The second marsquake, called S1000a, occurred 24 days later, on Sept. 18, 2021. This event was slightly smaller, at magnitude 4.1, and the marsquake’s exact location remains unknown beyond that scientists have isolated it to the far side of Mars. S1000a also lasted for 94 minutes — the longest seismic event ever recorded on Mars.

Underwater Volcano Triggers 85 000 earthquakes

A long-dormant underwater volcano near Antarctica has woken up, triggering a swarm of 85,000 earthquakes. The swarm, which began in August 2020 and subsided by November of that year, is the strongest earthquake activity ever recorded in the region. And the quakes were likely caused by a “finger” of hot magma poking into the crust, new research finds.

Storms and Floods

Tropical Storms – Roundup of Tropical Storms:

There are currently no tropical storms.


Brazil – Flooding from the Jari river has affected thousands of people in communities in the state of Amapá in northern Brazil. Levels of the Jari river increased after heavy rainfall in the region over the last few weeks. The Amapá state government said the river reached 3.01 metres on 26 April, the highest level of the year so far. As of 26 April, the state government reported 16,152 people affected in Laranjal do Jari and 8,340 in Vitória do Jari. Federal government sources said over 220 families have been displaced.

DR Congo and Rwanda – At least 20 people have died after heavy rain caused floods and landslides in areas of Rwanda and neighbouring parts of the Democratic Republic of the Congo (DR Congo) over the last few days. In Rwanda at least 11 people died and 13 were injured after heavy rain on 23 April caused flooding and landslides in several districts of the country.

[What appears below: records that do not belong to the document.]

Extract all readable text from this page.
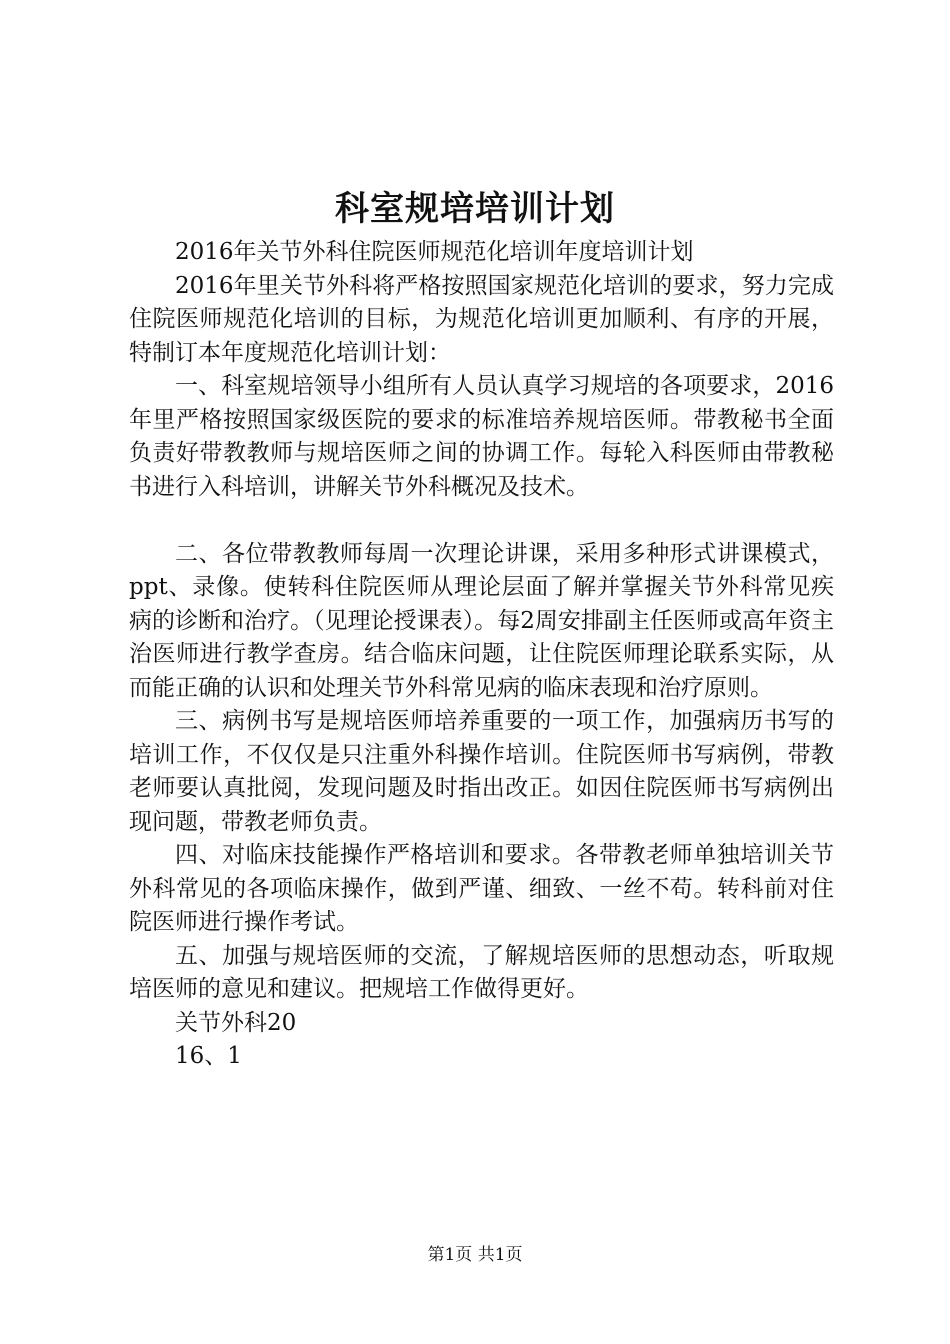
科室规培培训计划

2016年关节外科住院医师规范化培训年度培训计划

2016年里关节外科将严格按照国家规范化培训的要求，努力完成住院医师规范化培训的目标，为规范化培训更加顺利、有序的开展，特制订本年度规范化培训计划：

一、科室规培领导小组所有人员认真学习规培的各项要求，2016年里严格按照国家级医院的要求的标准培养规培医师。带教秘书全面负责好带教教师与规培医师之间的协调工作。每轮入科医师由带教秘书进行入科培训，讲解关节外科概况及技术。

二、各位带教教师每周一次理论讲课，采用多种形式讲课模式，ppt、录像。使转科住院医师从理论层面了解并掌握关节外科常见疾病的诊断和治疗。（见理论授课表）。每2周安排副主任医师或高年资主治医师进行教学查房。结合临床问题，让住院医师理论联系实际，从而能正确的认识和处理关节外科常见病的临床表现和治疗原则。

三、病例书写是规培医师培养重要的一项工作，加强病历书写的培训工作，不仅仅是只注重外科操作培训。住院医师书写病例，带教老师要认真批阅，发现问题及时指出改正。如因住院医师书写病例出现问题，带教老师负责。

四、对临床技能操作严格培训和要求。各带教老师单独培训关节外科常见的各项临床操作，做到严谨、细致、一丝不苟。转科前对住院医师进行操作考试。

五、加强与规培医师的交流，了解规培医师的思想动态，听取规培医师的意见和建议。把规培工作做得更好。

关节外科20

16、1

第1页 共1页
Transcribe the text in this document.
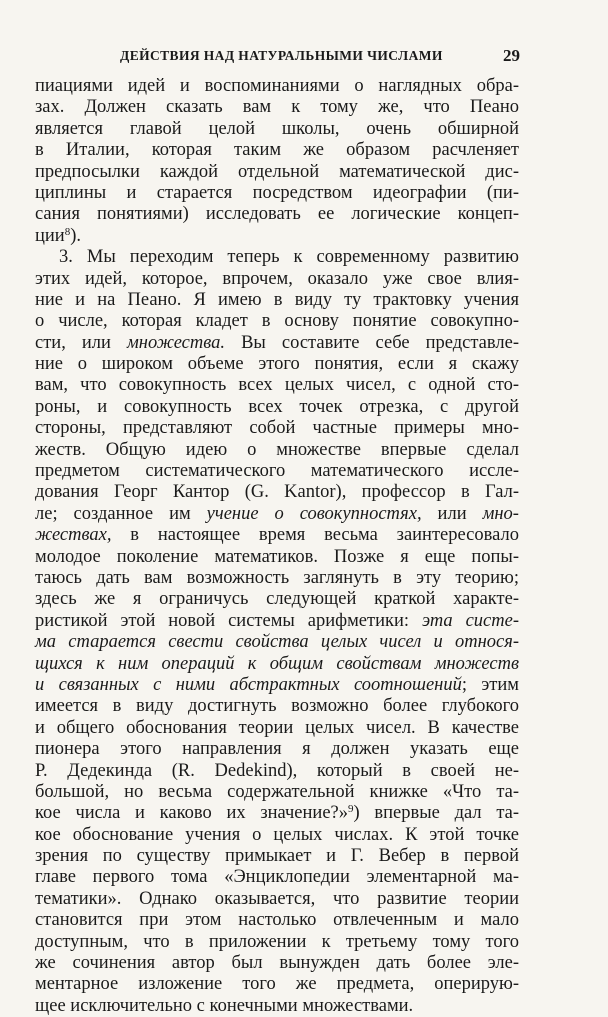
ДЕЙСТВИЯ НАД НАТУРАЛЬНЫМИ ЧИСЛАМИ	29
пиациями идей и воспоминаниями о наглядных обра-
зах. Должен сказать вам к тому же, что Пеано
является главой целой школы, очень обширной
в Италии, которая таким же образом расчленяет
предпосылки каждой отдельной математической дис-
циплины и старается посредством идеографии (пи-
сания понятиями) исследовать ее логические концеп-
ции$^8$).
3. Мы переходим теперь к современному развитию
этих идей, которое, впрочем, оказало уже свое влия-
ние и на Пеано. Я имею в виду ту трактовку учения
о числе, которая кладет в основу понятие совокупно-
сти, или множества. Вы составите себе представле-
ние о широком объеме этого понятия, если я скажу
вам, что совокупность всех целых чисел, с одной сто-
роны, и совокупность всех точек отрезка, с другой
стороны, представляют собой частные примеры мно-
жеств. Общую идею о множестве впервые сделал
предметом систематического математического иссле-
дования Георг Кантор (G. Kantor), профессор в Гал-
ле; созданное им учение о совокупностях, или мно-
жествах, в настоящее время весьма заинтересовало
молодое поколение математиков. Позже я еще попы-
таюсь дать вам возможность заглянуть в эту теорию;
здесь же я ограничусь следующей краткой характе-
ристикой этой новой системы арифметики: эта систе-
ма старается свести свойства целых чисел и относя-
щихся к ним операций к общим свойствам множеств
и связанных с ними абстрактных соотношений; этим
имеется в виду достигнуть возможно более глубокого
и общего обоснования теории целых чисел. В качестве
пионера этого направления я должен указать еще
Р. Дедекинда (R. Dedekind), который в своей не-
большой, но весьма содержательной книжке «Что та-
кое числа и каково их значение?»$^9$) впервые дал та-
кое обоснование учения о целых числах. К этой точке
зрения по существу примыкает и Г. Вебер в первой
главе первого тома «Энциклопедии элементарной ма-
тематики». Однако оказывается, что развитие теории
становится при этом настолько отвлеченным и мало
доступным, что в приложении к третьему тому того
же сочинения автор был вынужден дать более элe-
ментарное изложение того же предмета, оперирую-
щее исключительно с конечными множествами.
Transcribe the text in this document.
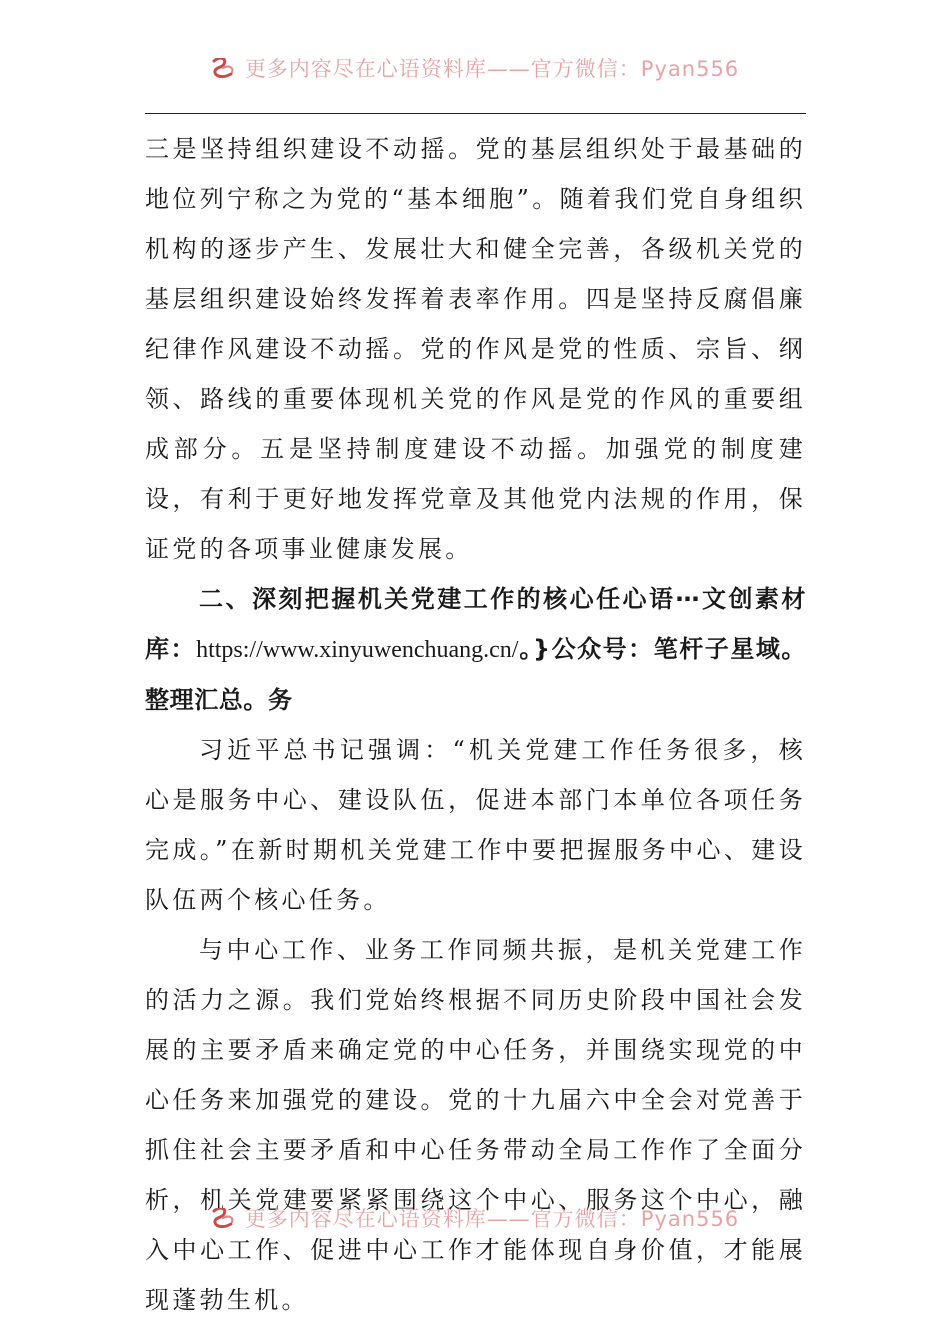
更多内容尽在心语资料库——官方微信：Pyan556

三是坚持组织建设不动摇。党的基层组织处于最基础的地位列宁称之为党的“基本细胞”。随着我们党自身组织机构的逐步产生、发展壮大和健全完善，各级机关党的基层组织建设始终发挥着表率作用。四是坚持反腐倡廉纪律作风建设不动摇。党的作风是党的性质、宗旨、纲领、路线的重要体现机关党的作风是党的作风的重要组成部分。五是坚持制度建设不动摇。加强党的制度建设，有利于更好地发挥党章及其他党内法规的作用，保证党的各项事业健康发展。

二、深刻把握机关党建工作的核心任心语⋯文创素材库：https://www.xinyuwenchuang.cn/。}公众号：笔杆子星域。整理汇总。务

习近平总书记强调：“机关党建工作任务很多，核心是服务中心、建设队伍，促进本部门本单位各项任务完成。”在新时期机关党建工作中要把握服务中心、建设队伍两个核心任务。

与中心工作、业务工作同频共振，是机关党建工作的活力之源。我们党始终根据不同历史阶段中国社会发展的主要矛盾来确定党的中心任务，并围绕实现党的中心任务来加强党的建设。党的十九届六中全会对党善于抓住社会主要矛盾和中心任务带动全局工作作了全面分析，机关党建要紧紧围绕这个中心、服务这个中心，融入中心工作、促进中心工作才能体现自身价值，才能展现蓬勃生机。

更多内容尽在心语资料库——官方微信：Pyan556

Damage to homes, roads and crops was also reported. A landslide occurred in Kadutu commune of Bukavu, capital of South Kivu Province in eastern Democratic Republic of the Congo late on 25 April 2022 after heavy rainfall. As of 27 April at least 9 fatalities had been reported, along with several serious injuries. At least 5 houses situated on steep slopes in Kadutu were totally destroyed. Several vehicles were also damaged or destroyed.